Menteri Hukum Supratman Andi Agtas memberikan keterangan dalam konferensi pers di Gedung Kemenkum, Jakarta, Senin (5/1/2026). (ANTARA/Rio Feisal)
Matamata.com - Menteri Hukum Supratman Andi Agtas menegaskan bahwa mekanisme keadilan restoratif atau restorative justice (RJ) tidak berlaku bagi pelaku tindak pidana korupsi hingga kekerasan seksual.
Penegasan ini mengacu pada implementasi Undang-Undang Nomor 20 Tahun 2025 tentang Kitab Undang-Undang Hukum Acara Pidana (KUHAP) yang baru saja berlaku.
"RJ tidak berlaku bagi tindak pidana korupsi, terorisme, pelanggaran HAM berat, pencucian uang, hingga kekerasan seksual. Jadi, sama sekali tidak mungkin dilakukan RJ sesuai dengan KUHAP yang baru," tegas Supratman dalam konferensi pers di Gedung Kementerian Hukum, Jakarta, Senin (5/1/2026).
Senada dengan Menkum, Direktur Jenderal Peraturan Perundang-undangan Kementerian Hukum, Dhahana Putra, menjelaskan bahwa ada batasan tegas dalam penyelesaian perkara di luar persidangan. Hal ini bertujuan agar tindak pidana kategori luar biasa (extraordinary crime) tetap mendapatkan sanksi hukum yang setimpal.
"Ada batasannya. Tidak semua tindak pidana dapat diselesaikan melalui mekanisme RJ," kata Dhahana.

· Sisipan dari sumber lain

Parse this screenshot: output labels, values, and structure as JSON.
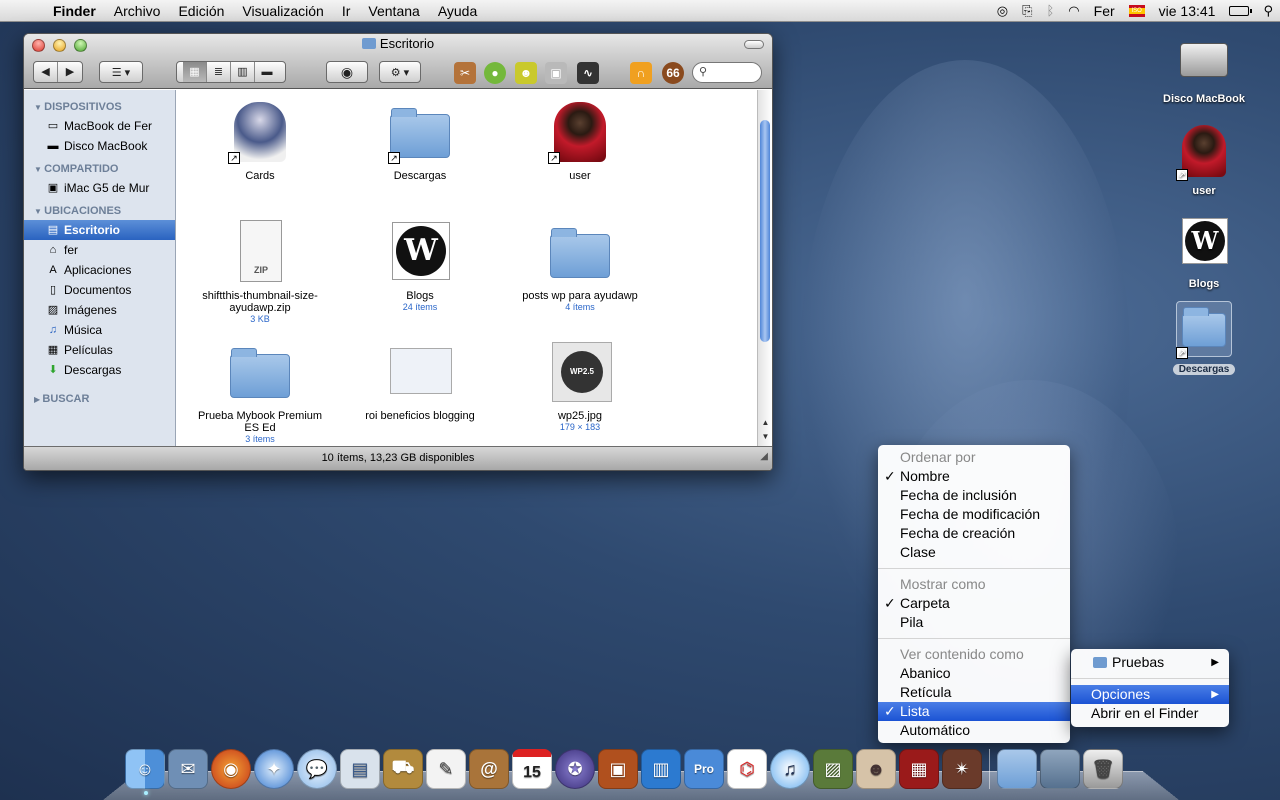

Meski demikian, Dhahana menambahkan bahwa untuk tindak pidana ringan lainnya, ruang keadilan restoratif kini lebih terbuka luas. Mekanisme ini dapat ditempuh mulai dari tahap penyelidikan, penyidikan, penuntutan, hingga proses persidangan.
"Ini adalah langkah baik untuk memberikan ruang bagi tersangka hingga narapidana dalam proses RJ, sesuai ketentuan yang berlaku," ujarnya.

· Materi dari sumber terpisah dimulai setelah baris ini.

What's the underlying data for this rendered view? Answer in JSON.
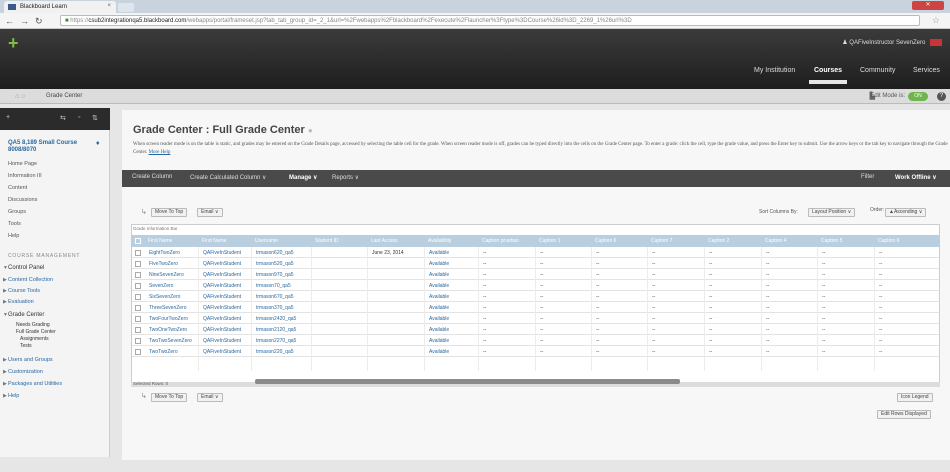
{
  "browser": {
    "tab_title": "Blackboard Learn",
    "tab_close": "×",
    "url_scheme": "https://",
    "url_host": "csub2integrationqa5.blackboard.com",
    "url_path": "/webapps/portal/frameset.jsp?tab_tab_group_id=_2_1&url=%2Fwebapps%2Fblackboard%2Fexecute%2Flauncher%3Ftype%3DCourse%26id%3D_2269_1%26url%3D"
  },
  "header": {
    "user": "QAFiveInstructor SevenZero",
    "nav": [
      "My Institution",
      "Courses",
      "Community",
      "Services"
    ],
    "active_nav": "Courses"
  },
  "breadcrumb": {
    "current": "Grade Center",
    "edit_mode_label": "Edit Mode is:",
    "edit_mode_value": "ON"
  },
  "left_menu": {
    "course": "QA5 8,189 Small Course 8008/8070",
    "items": [
      "Home Page",
      "Information III",
      "Content",
      "Discussions",
      "Groups",
      "Tools",
      "Help"
    ],
    "management_heading": "COURSE MANAGEMENT",
    "control_panel": "Control Panel",
    "cp_items": [
      "Content Collection",
      "Course Tools",
      "Evaluation"
    ],
    "grade_center": "Grade Center",
    "gc_items": [
      "Needs Grading",
      "Full Grade Center"
    ],
    "gc_sub_items": [
      "Assignments",
      "Tests"
    ],
    "bottom_items": [
      "Users and Groups",
      "Customization",
      "Packages and Utilities",
      "Help"
    ]
  },
  "page": {
    "title": "Grade Center : Full Grade Center",
    "description": "When screen reader mode is on the table is static, and grades may be entered on the Grade Details page, accessed by selecting the table cell for the grade. When screen reader mode is off, grades can be typed directly into the cells on the Grade Center page. To enter a grade: click the cell, type the grade value, and press the Enter key to submit. Use the arrow keys or the tab key to navigate through the Grade Center.",
    "more_help": "More Help"
  },
  "action_bar": {
    "items": [
      "Create Column",
      "Create Calculated Column ∨",
      "Manage ∨",
      "Reports ∨"
    ],
    "filter": "Filter",
    "work_offline": "Work Offline ∨"
  },
  "grid_controls": {
    "move_to_top": "Move To Top",
    "email": "Email ∨",
    "sort_label": "Sort Columns By:",
    "sort_value": "Layout Position ∨",
    "order_label": "Order:",
    "order_value": "▲Ascending ∨",
    "info_bar": "Grade Information Bar",
    "selected_rows": "Selected Rows: 0",
    "icon_legend": "Icon Legend",
    "edit_rows": "Edit Rows Displayed"
  },
  "columns": [
    "First Name",
    "First Name",
    "Username",
    "Student ID",
    "Last Access",
    "Availability",
    "Caption pruebas",
    "Caption 1",
    "Caption 6",
    "Caption 7",
    "Caption 2",
    "Caption 4",
    "Caption 5",
    "Caption 6"
  ],
  "rows": [
    [
      "EightTwoZero",
      "QAFiveInStudent",
      "trmason620_qa5",
      "",
      "June 23, 2014",
      "Available"
    ],
    [
      "FiveTwoZero",
      "QAFiveInStudent",
      "trmason520_qa5",
      "",
      "",
      "Available"
    ],
    [
      "NineSevenZero",
      "QAFiveInStudent",
      "trmason970_qa5",
      "",
      "",
      "Available"
    ],
    [
      "SevenZero",
      "QAFiveInStudent",
      "trmason70_qa5",
      "",
      "",
      "Available"
    ],
    [
      "SixSevenZero",
      "QAFiveInStudent",
      "trmason670_qa5",
      "",
      "",
      "Available"
    ],
    [
      "ThreeSevenZero",
      "QAFiveInStudent",
      "trmason370_qa5",
      "",
      "",
      "Available"
    ],
    [
      "TwoFourTwoZero",
      "QAFiveInStudent",
      "trmason2420_qa5",
      "",
      "",
      "Available"
    ],
    [
      "TwoOneTwoZero",
      "QAFiveInStudent",
      "trmason2120_qa5",
      "",
      "",
      "Available"
    ],
    [
      "TwoTwoSevenZero",
      "QAFiveInStudent",
      "trmason2270_qa5",
      "",
      "",
      "Available"
    ],
    [
      "TwoTwoZero",
      "QAFiveInStudent",
      "trmason220_qa5",
      "",
      "",
      "Available"
    ]
  ],
  "empty_cell": "--",
  "colors": {
    "header_dark": "#2b2b2b",
    "grid_header": "#b9cfe0",
    "link": "#29689f",
    "accent_green": "#7fbf3f"
  }
}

Berlaku Sejak 2 Januari 2026 Untuk diketahui, UU KUHAP terbaru telah diteken oleh Presiden Prabowo Subianto dan diundangkan oleh Menteri Sekretaris Negara Prasetyo Hadi pada 17 Desember 2025.
Berdasarkan Pasal 369 UU KUHAP, peraturan ini mulai berlaku efektif sejak 2 Januari 2026. Adapun ketentuan teknis mengenai mekanisme keadilan restoratif secara rinci diatur dalam Pasal 79 hingga Pasal 88 KUHAP tersebut.
Langkah ini diharapkan dapat memodernisasi sistem peradilan pidana di Indonesia dengan tetap mengedepankan kepastian hukum bagi kasus-kasus krusial. (Antara)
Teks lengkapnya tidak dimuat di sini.